We can also use tabulate *var*, generate(*newvar*) to create a series of indicator variables.

. tab foreign, gen(import) generates two new variables import1, indicating whether the car is domestic, and import2, indicating whether the car is foreign made.

More on creating indicator variables:

William Gould, StataCorp, How do I create dummy variables?

Factor variables create indicator variables from categorical variables.

The example below contains several factor variables:

. sysuse auto

. reg price mpg c.weight##c.weight ib3.rep78 i.foreign

c.weight##c.weight gives us the squared weight, in addition to the main effect of weight.

ib3.rep78 sets the base value at rep78=3 and creates indicators at each value of rep78.

i.foreign creates indicators at each value of foreign.

i. indicates unique values/levels of a group

c. indicates a continuous variables

o. omits a variable or indicator

# specifies interactions

## specifies interactions including main effects

i.foreign

indicator variables for each level of foreign

i.foreign#i.rep78

indicator variables for all combinations of each value of foreign and rep78

i.foreign##i.rep78

the same as i.foreign i.rep78 i.foreign#i.rep78

i.foreign#i.rep78#i.make

indicator variables for all combinations of each value of foreign, rep78 and make (not saying i.make would make sense since it has 74 unique levels)
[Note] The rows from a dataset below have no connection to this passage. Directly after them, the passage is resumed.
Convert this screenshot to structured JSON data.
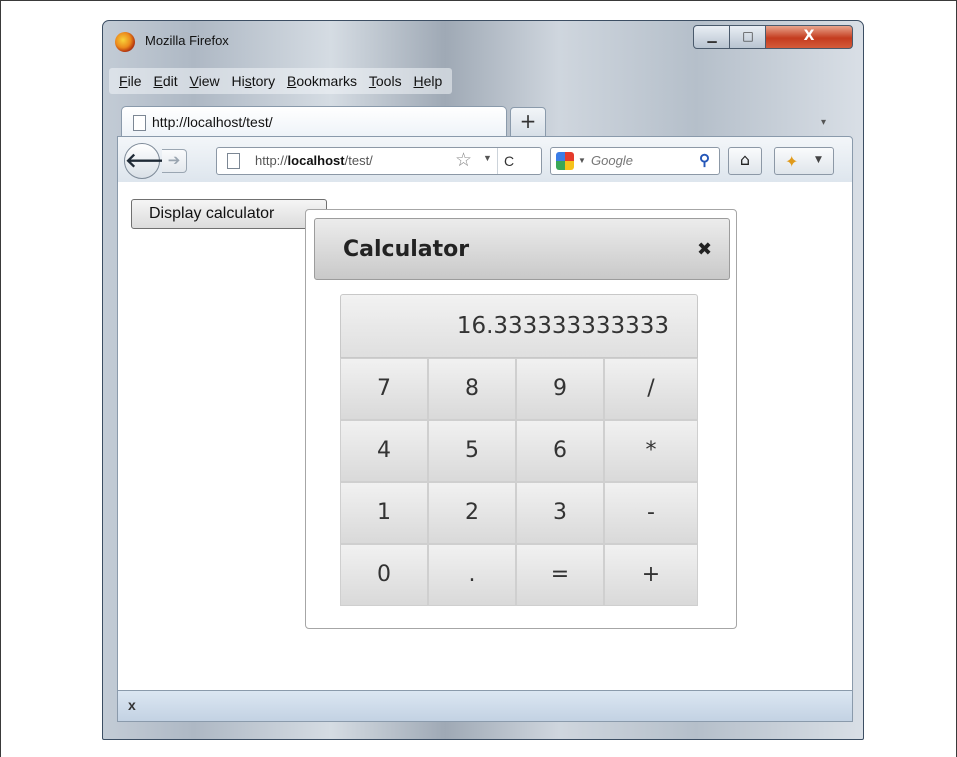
{
  "window": {
    "title": "Mozilla Firefox",
    "min_glyph": "▁",
    "max_glyph": "□",
    "close_glyph": "X"
  },
  "menu": [
    "File",
    "Edit",
    "View",
    "History",
    "Bookmarks",
    "Tools",
    "Help"
  ],
  "tab": {
    "label": "http://localhost/test/",
    "new_tab_glyph": "+"
  },
  "navbar": {
    "back_glyph": "🡐",
    "forward_glyph": "➔",
    "url_prefix": "http://",
    "url_host": "localhost",
    "url_path": "/test/",
    "reload_glyph": "C",
    "search_placeholder": "Google",
    "search_glyph": "⚲",
    "home_glyph": "⌂"
  },
  "page": {
    "display_button_label": "Display calculator"
  },
  "dialog": {
    "title": "Calculator",
    "close_glyph": "✖",
    "display_value": "16.333333333333",
    "keys": [
      "7",
      "8",
      "9",
      "/",
      "4",
      "5",
      "6",
      "*",
      "1",
      "2",
      "3",
      "-",
      "0",
      ".",
      "=",
      "+"
    ]
  },
  "statusbar": {
    "close_glyph": "x"
  },
  "colors": {
    "close_button": "#c43c1f",
    "dialog_header": "#d9d9d9"
  },
  "icons": [
    "firefox-logo-icon",
    "page-icon",
    "star-icon",
    "google-icon",
    "search-icon",
    "home-icon",
    "addon-icon"
  ]
}
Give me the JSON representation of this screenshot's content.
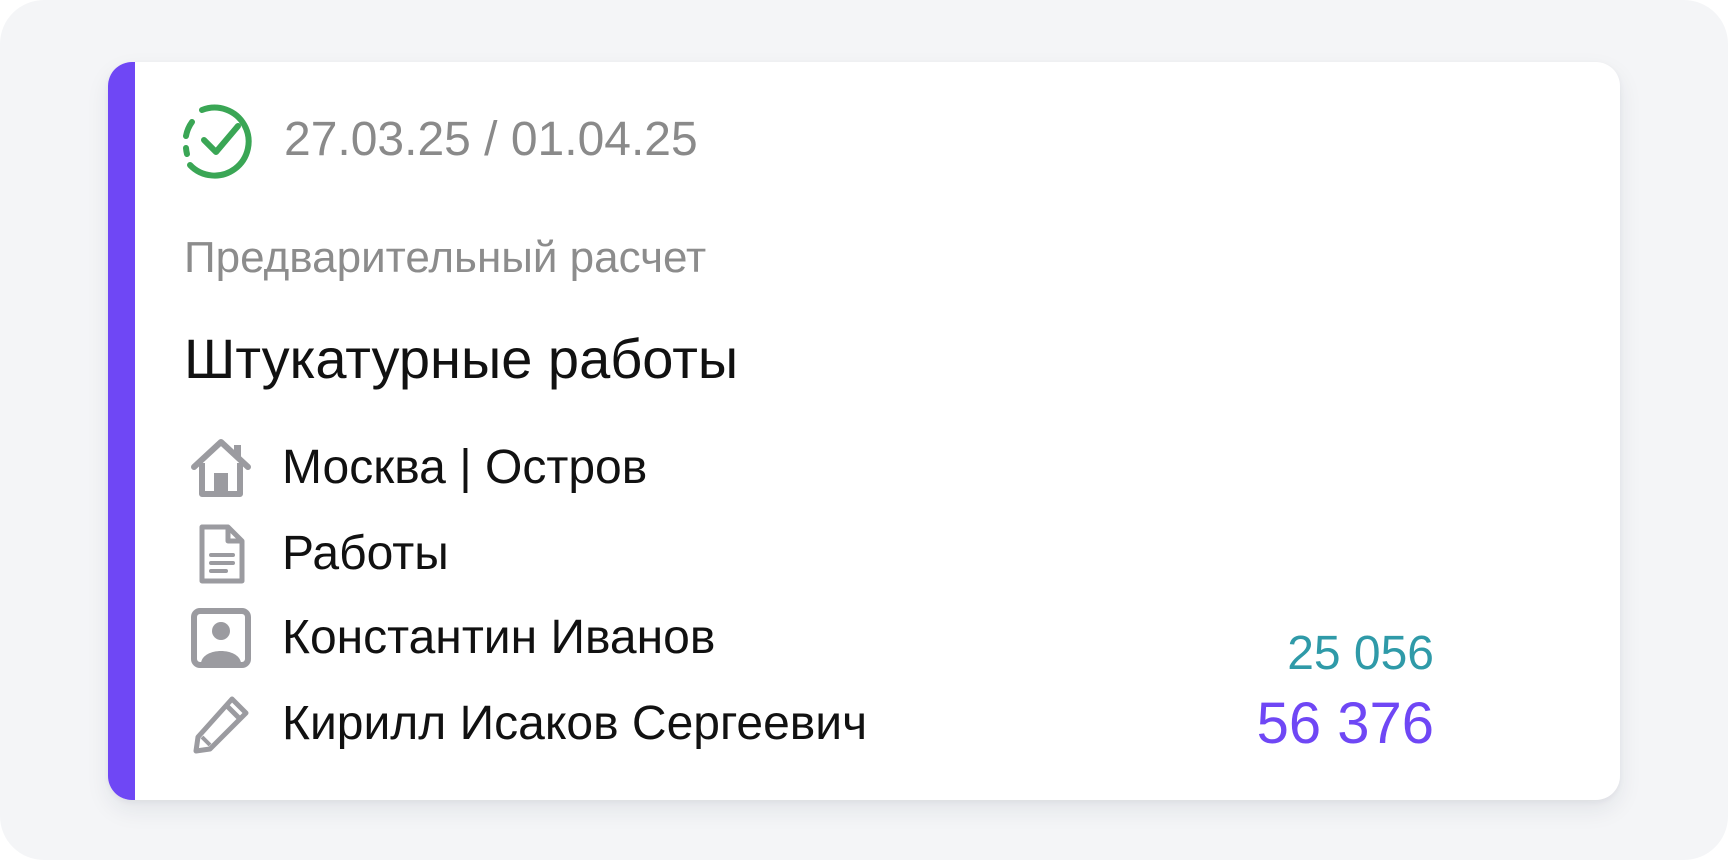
{
  "card": {
    "status_icon": "check-circle-icon",
    "dates": "27.03.25 / 01.04.25",
    "document_type": "Предварительный расчет",
    "title": "Штукатурные работы",
    "rows": [
      {
        "icon": "home-icon",
        "label": "Москва | Остров"
      },
      {
        "icon": "document-icon",
        "label": "Работы"
      },
      {
        "icon": "contact-card-icon",
        "label": "Константин Иванов"
      },
      {
        "icon": "pencil-icon",
        "label": "Кирилл Исаков Сергеевич"
      }
    ],
    "amount_secondary": "25 056",
    "amount_primary": "56 376"
  },
  "colors": {
    "accent": "#6f47f5",
    "status_green": "#3aa655",
    "amount_secondary": "#2f9aa8",
    "muted_text": "#8a8a8a",
    "icon_gray": "#9b9ba0"
  }
}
i.foreign##i.rep78##i.make

the same as i.foreign i.rep78 i.make i.foreign#i.rep78 i.rep78#i.make i.foreign#i.make i.foreign#i.rep78#i.make

i.rep78#c.mpg

variables created for the number of the levels of rep78. For each variable, it will be the value of mpg if at the level of rep78 and it will be 0 otherwise.

For instance, if the first observation has rep78=3 and mpg=22, then 3.rep78#c.mpg will be 22 and it will be 0 for 1b.rep78#c.mpg, 2.rep78#c.mpg, 4.rep78#c.mpg and 5.rep78#c.mpg.

3.rep78 at the level where rep78=3

i3.rep78 the same as above

i(2/4).rep78 selects the levels from rep78=2 through rep78=4

i(1 5).rep78 selects the levels where rep78=1 and rep78=5

o(1 5).rep78 omits the levels where rep78=1 and rep78=5

ib#.*var* changes the base level of the variable, where b is the marker indicating the base value.

For instance, ib3.rep78 sets the base value at rep78=3.